Tuan Hanzou mengangguk sangat puas.


Kata-kata Michael cocok dengan pikirannya.


Dia sangat jarang berkata: "Michael, jangan khawatir, perusahaan ini akan diserahkan kepadamu cepat atau lambat, tidak untuk Farrel."


Tuan Hanzou mendengus dingin, "Dia tidak pernah ingin mendapat bagian dari keluarga Hanzou."


Michael menundukkan kepalanya, matanya penuh kebanggaan.


Sizee menuangkan secangkir teh untuk Tuan Hanzou, "Kakek, jangan khawatir, Kakak akan mengurus perusahaan dengan sangat baik."
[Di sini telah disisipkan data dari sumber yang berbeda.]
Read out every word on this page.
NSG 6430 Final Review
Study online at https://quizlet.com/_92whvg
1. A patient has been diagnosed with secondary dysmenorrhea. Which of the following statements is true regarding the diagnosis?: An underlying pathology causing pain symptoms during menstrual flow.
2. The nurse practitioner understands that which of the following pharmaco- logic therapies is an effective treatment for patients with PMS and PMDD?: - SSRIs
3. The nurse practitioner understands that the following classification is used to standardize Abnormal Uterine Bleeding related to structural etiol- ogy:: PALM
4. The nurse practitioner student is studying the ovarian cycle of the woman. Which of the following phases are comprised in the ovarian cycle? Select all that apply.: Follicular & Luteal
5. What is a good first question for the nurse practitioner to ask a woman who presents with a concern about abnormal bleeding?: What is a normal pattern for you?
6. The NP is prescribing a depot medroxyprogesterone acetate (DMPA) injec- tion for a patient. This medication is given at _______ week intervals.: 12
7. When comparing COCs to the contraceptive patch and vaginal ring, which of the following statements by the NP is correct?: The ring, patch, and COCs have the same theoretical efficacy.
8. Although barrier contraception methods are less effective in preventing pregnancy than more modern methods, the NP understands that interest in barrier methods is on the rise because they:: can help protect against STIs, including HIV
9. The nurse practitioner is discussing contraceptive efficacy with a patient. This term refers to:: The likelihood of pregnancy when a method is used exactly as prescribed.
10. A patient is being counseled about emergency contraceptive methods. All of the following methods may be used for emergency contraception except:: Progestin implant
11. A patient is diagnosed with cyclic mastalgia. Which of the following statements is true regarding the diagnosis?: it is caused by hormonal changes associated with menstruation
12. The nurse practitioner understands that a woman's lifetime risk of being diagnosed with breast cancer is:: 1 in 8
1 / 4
Dia mendengarkan kata-kata Michael.


Ketika Farrel turun, dan sesuatu bertanya kepada mereka, Farrel pasti akan mengenalinya sebagai adik perempuannya.


Karena itu, bagian keluarga Hanzou tidak dapat jatuh ke tangan Farrel.


Tuan Hanzou mengambil tehnya, dan dia pikir Sizee sangat perhatian.


Memikirkan sesuatu, dia menasihati: “Farrel bingung dengan Serra. Dia pergi ke Universitas Ibukota untuk belajar, dan Farrel harus mengikutinya. Zee, di Ibukota, kamu harus membantu Yuta dan Farrel lebih dekat."


Sizee mengangguk dengan baik, "Kakek, aku pasti akan melakukannya."


"Itu bagus." Tuan Hanzou minum tehnya.


Michael, yang duduk di samping, meremas ujung jarinya, dengan rasa yakin di matanya.